En el rural gallego, donde el envejecimiento y la falta de reemplazo amenazan la viabilidad de muchas explotaciones, la historia de esta granja en A Laracha, en la provincia de A Coruña, representa un ejemplo de esperanza. A través del Banco de Explotaciones, esta unidad productiva de vacuno de leche, que operó durante casi un cuarto de siglo, inicia ahora una nueva etapa, evitando su cierre y asegurando su actividad.
La granja, que comenzó su andadura en el año 2001 gracias a la iniciativa de dos matrimonios, fue construida desde cero, adquiriendo terrenos y levantando instalaciones. Con el paso del tiempo, se consolidó hasta alcanzar una producción significativa, llegando a ordeñar entre 110 y 114 vacas con una sala de ordeño de 36 puntos, lo que demuestra su capacidad y buen funcionamiento.
“"Los hijos no quisieron seguir con esto."
La decisión de vender la explotación no respondió a problemas económicos, sino a la ausencia de relevo familiar y a la edad de los socios. Uno de los fundadores, al que aún le restan cuatro años para la jubilación, confirmó que la granja era viable y rentable, pero la falta de interés de sus descendientes y la retirada de sus compañeros impulsaron la búsqueda de un comprador.
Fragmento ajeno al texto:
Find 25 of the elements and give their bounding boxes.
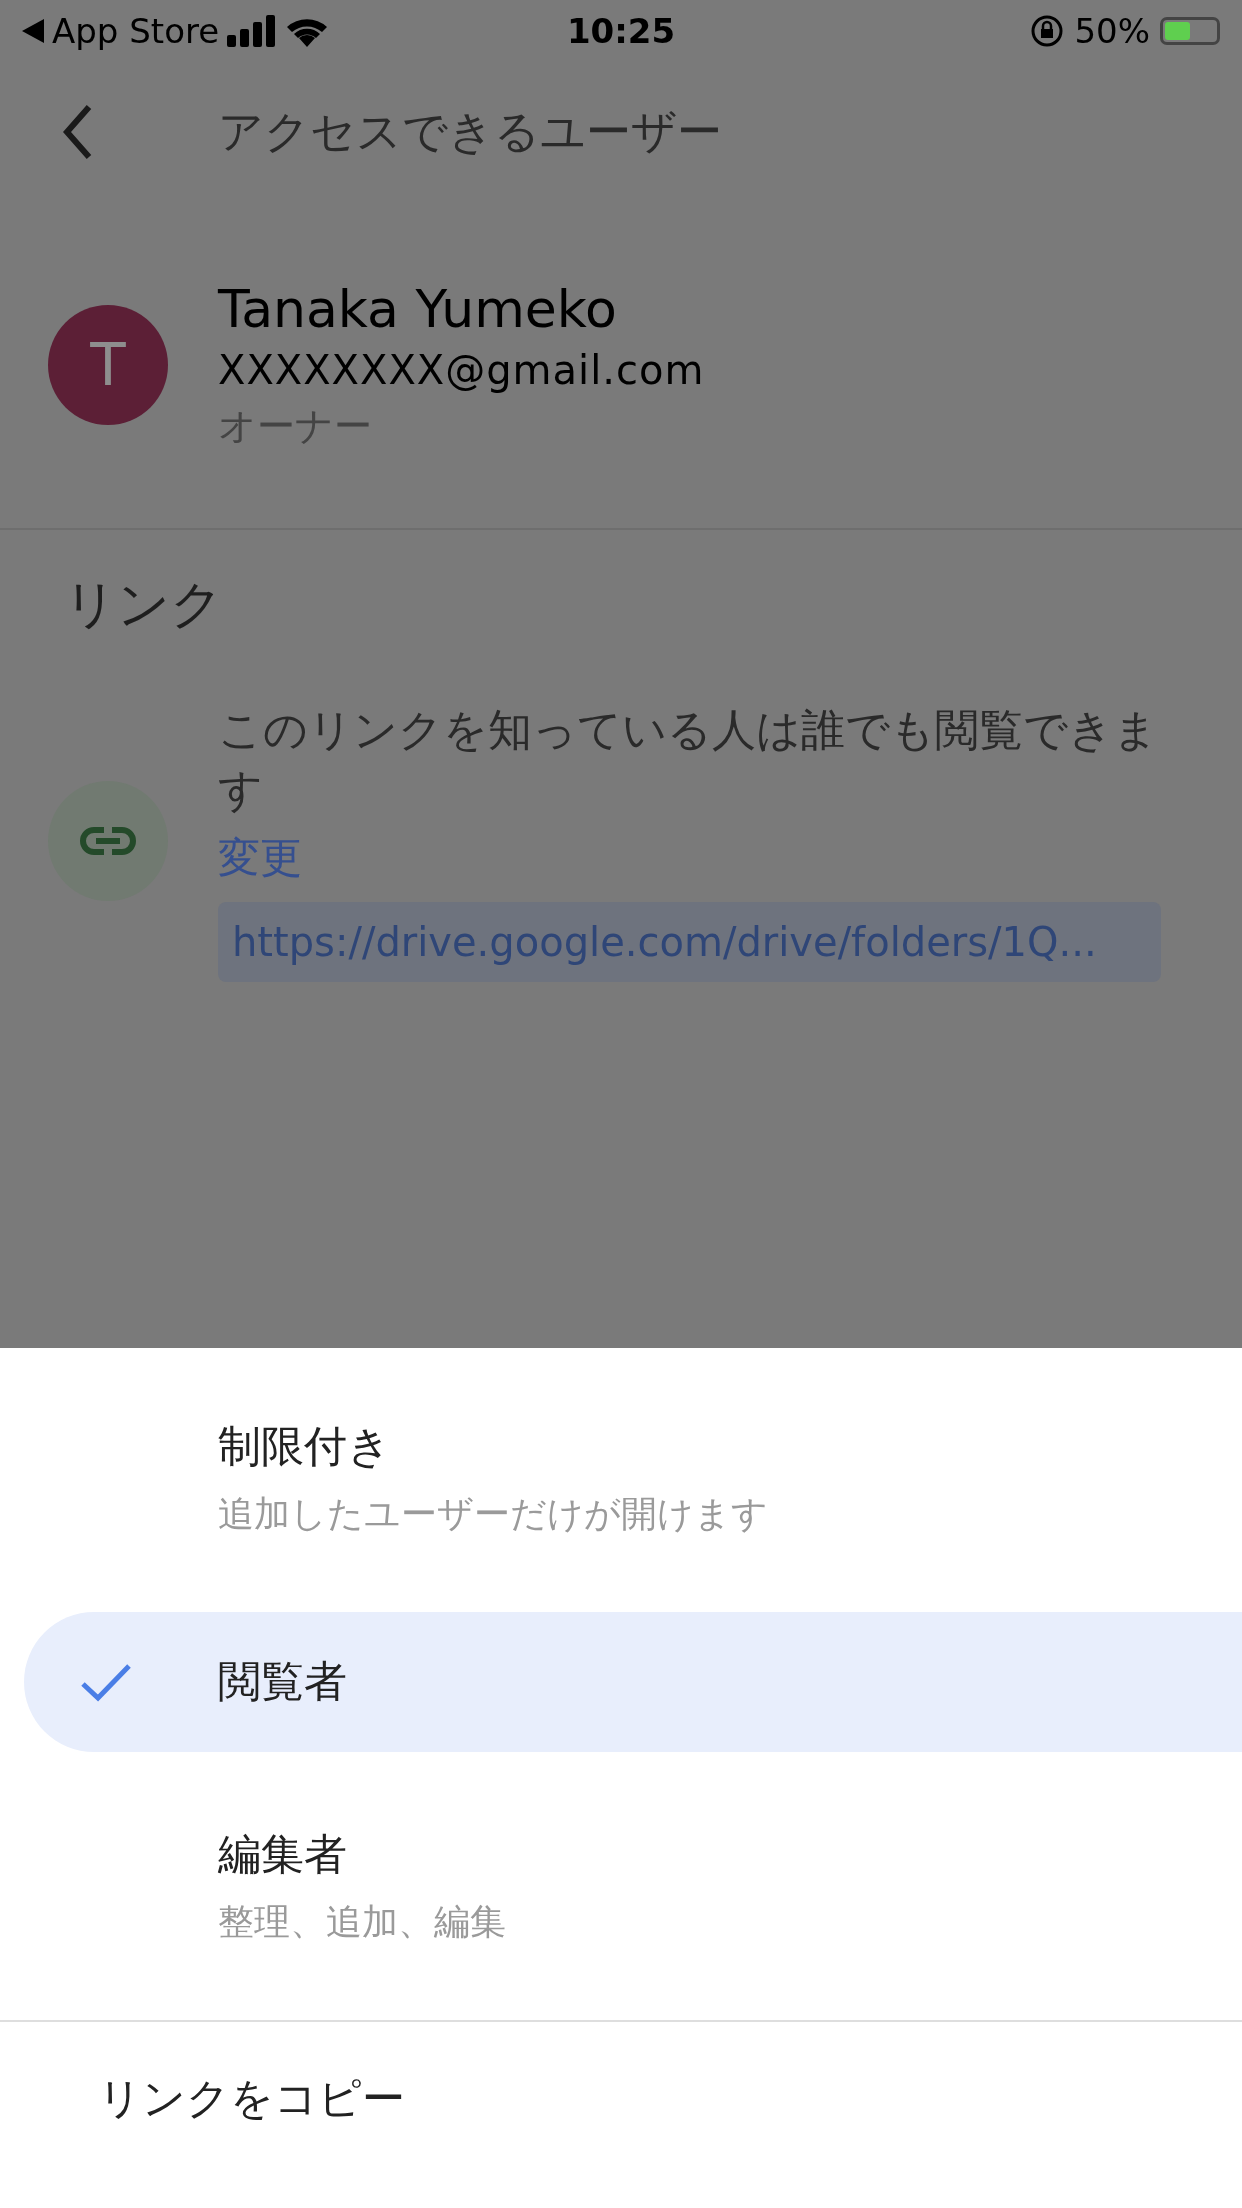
section-heading: リンク — [63, 573, 224, 636]
link-icon — [78, 825, 138, 857]
check-icon — [80, 1662, 132, 1702]
back-arrow-icon[interactable] — [22, 19, 44, 43]
avatar: T — [48, 305, 168, 425]
battery-percent: 50% — [1074, 11, 1150, 51]
link-description: このリンクを知っている人は誰でも閲覧できます — [218, 703, 1159, 817]
signal-icon — [227, 15, 278, 47]
page-title: アクセスできるユーザー — [218, 104, 722, 160]
role-option[interactable]: 制限付き 追加したユーザーだけが開けます — [24, 1408, 1242, 1548]
user-name: Tanaka Yumeko — [218, 278, 618, 339]
option-label: 制限付き — [218, 1419, 392, 1473]
role-option[interactable]: 閲覧者 — [24, 1612, 1242, 1752]
back-app-label[interactable]: App Store — [52, 11, 220, 51]
option-label: 編集者 — [218, 1827, 348, 1881]
role-option[interactable]: 編集者 整理、追加、編集 — [24, 1816, 1242, 1956]
clock: 10:25 — [566, 11, 676, 51]
battery-icon — [1160, 17, 1220, 45]
rotation-lock-icon — [1030, 14, 1065, 48]
copy-link-action[interactable]: リンクをコピー — [0, 2022, 1242, 2128]
user-email: XXXXXXXX@gmail.com — [218, 346, 705, 393]
option-description: 整理、追加、編集 — [218, 1899, 506, 1944]
back-icon[interactable] — [62, 104, 92, 160]
option-label: 閲覧者 — [218, 1655, 347, 1708]
option-description: 追加したユーザーだけが開けます — [218, 1491, 768, 1536]
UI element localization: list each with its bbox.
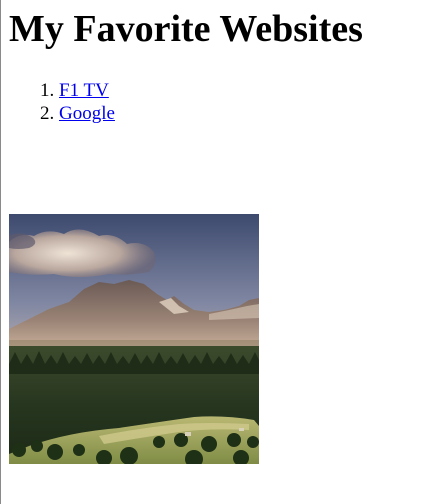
page-title: My Favorite Websites: [9, 8, 363, 50]
link-f1-tv[interactable]: F1 TV: [59, 80, 109, 101]
favorites-list: F1 TV Google: [20, 79, 115, 125]
list-item: Google: [59, 102, 115, 125]
list-item: F1 TV: [59, 79, 115, 102]
mountain-landscape-image: [9, 214, 259, 464]
window-left-border: [0, 0, 1, 504]
link-google[interactable]: Google: [59, 103, 115, 124]
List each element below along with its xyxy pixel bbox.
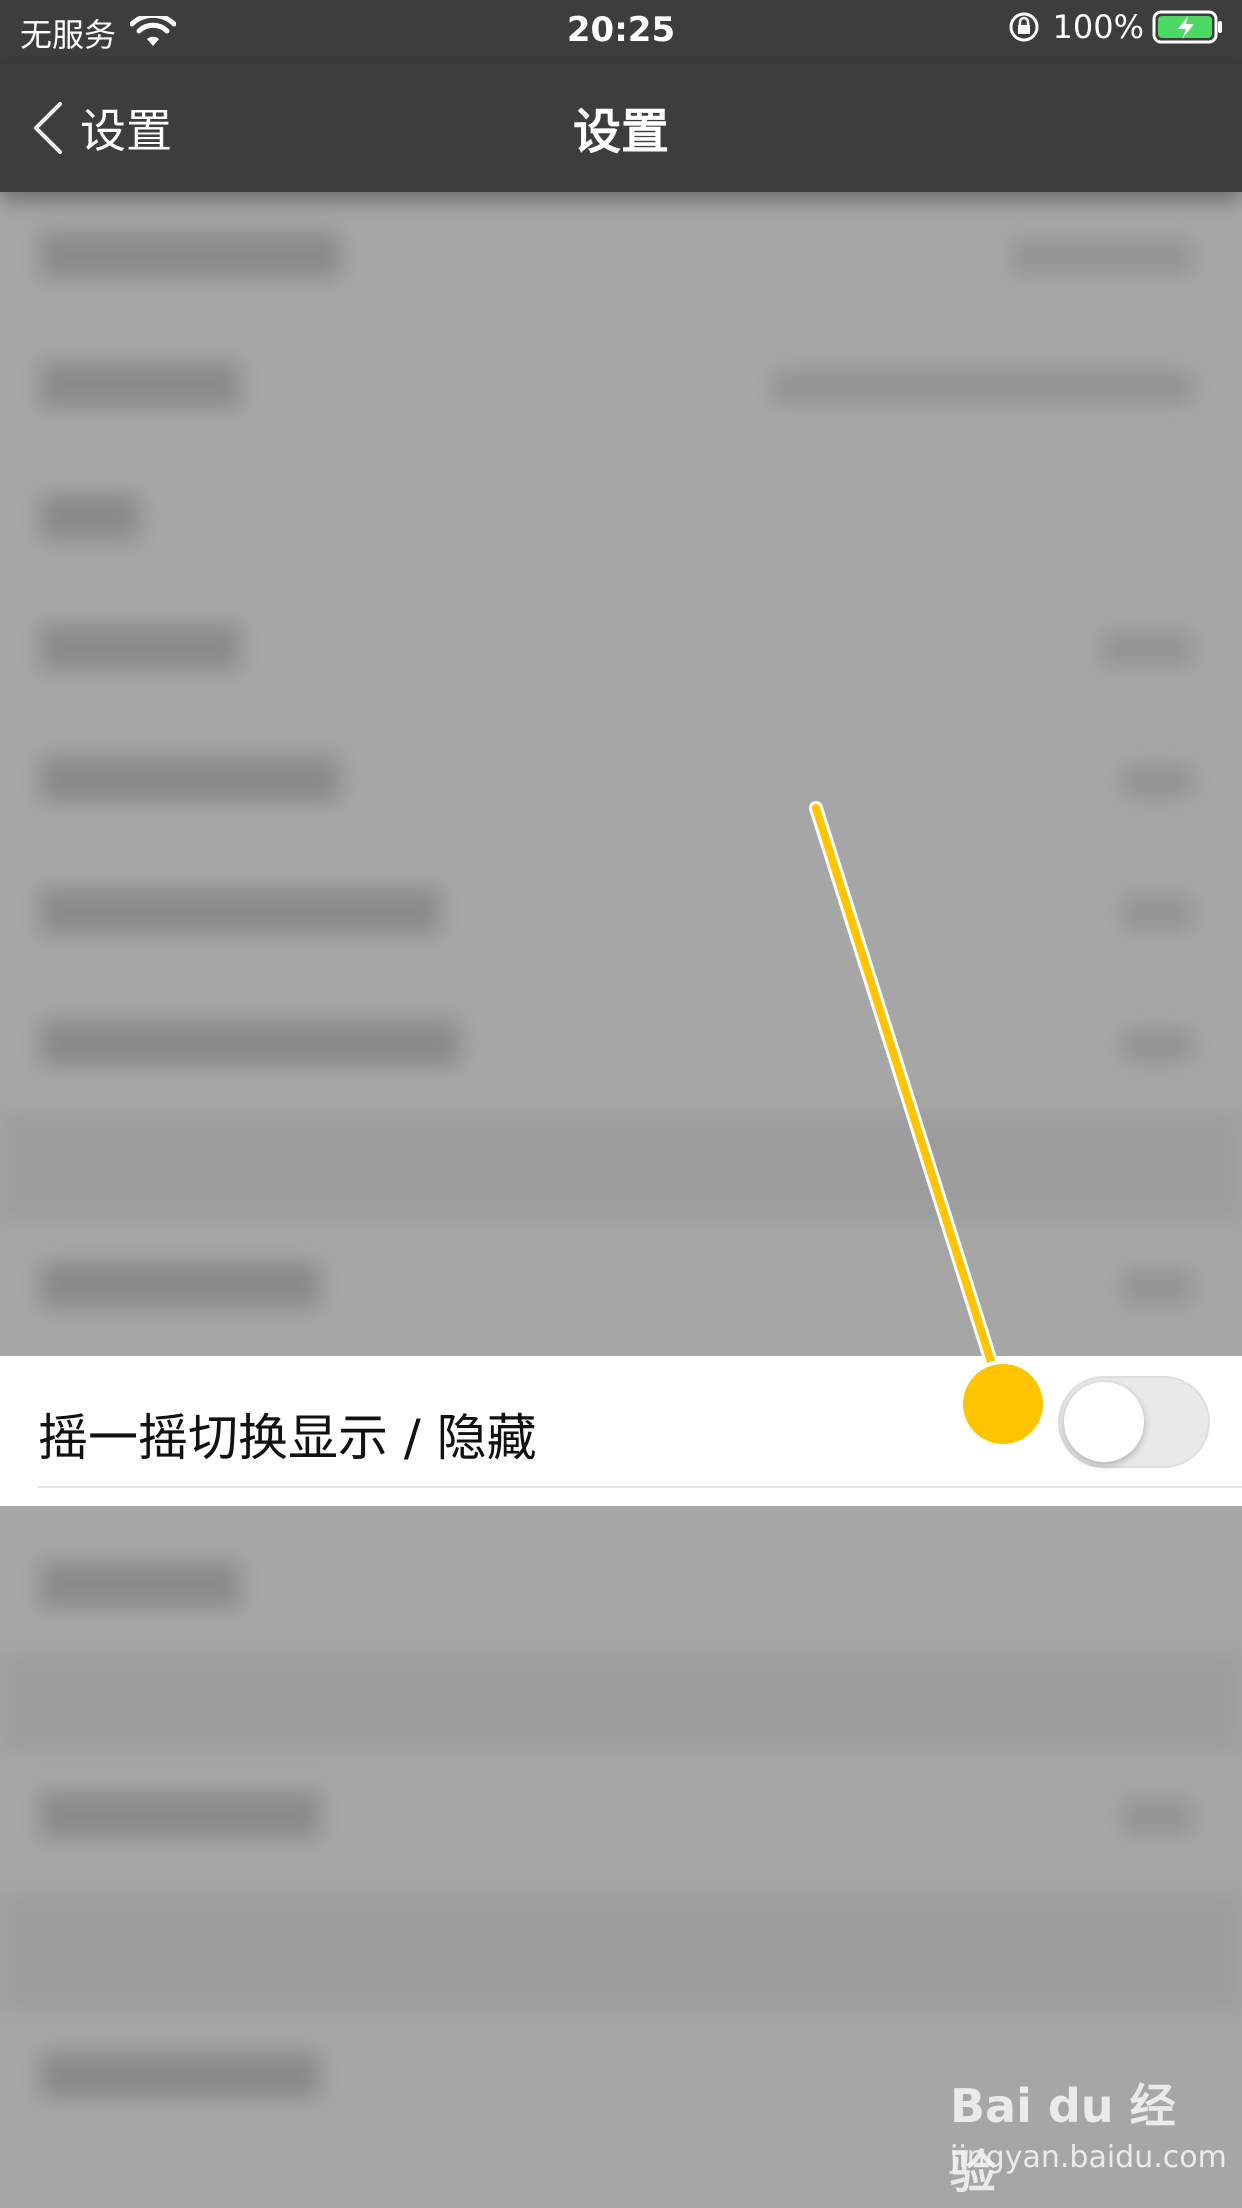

Es aquí donde el Banco de Explotaciones de la Consellería do Medio Rural juega un papel crucial. Esta herramienta, activa desde febrero de 2025, conecta a ganaderos que desean dejar la actividad con aquellos que buscan incorporarse al sector. Actualmente, el banco cuenta con 12 explotaciones inscritas en Galicia, de las cuales cuatro ya están en proceso de transmisión o ya fueron transmitidas, incluyendo la de A Laracha.
Los nuevos propietarios, que ya poseen experiencia en el sector y en otros negocios, tienen planes ambiciosos para la granja. Pretenden ampliar la cabaña de 90 a 180 vacas y realizar una inversión significativa en modernización, incluyendo la instalación de dos robots de ordeño, la renovación del tejado y la construcción de una vivienda para los empleados. Esta apuesta por la tecnología busca aumentar la productividad y mejorar el control sanitario del ganado.
“"Con el encarecimiento del gasóleo y de los fertilizantes, y con la bajada del precio de la leche, si se plantea una bajada de entre siete y diez céntimos, deja de ser viable."
A pesar del optimismo, los nuevos gestores también alertan sobre la fragilidad del equilibrio económico en el sector, especialmente ante la volatilidad de los costes de producción y los precios de la leche. La Consellería do Medio Rural también anunció ayudas para la sucesión de explotaciones agrarias, que podrán alcanzar hasta 30.000 euros en un período de cinco años para aquellos que cedan sus explotaciones.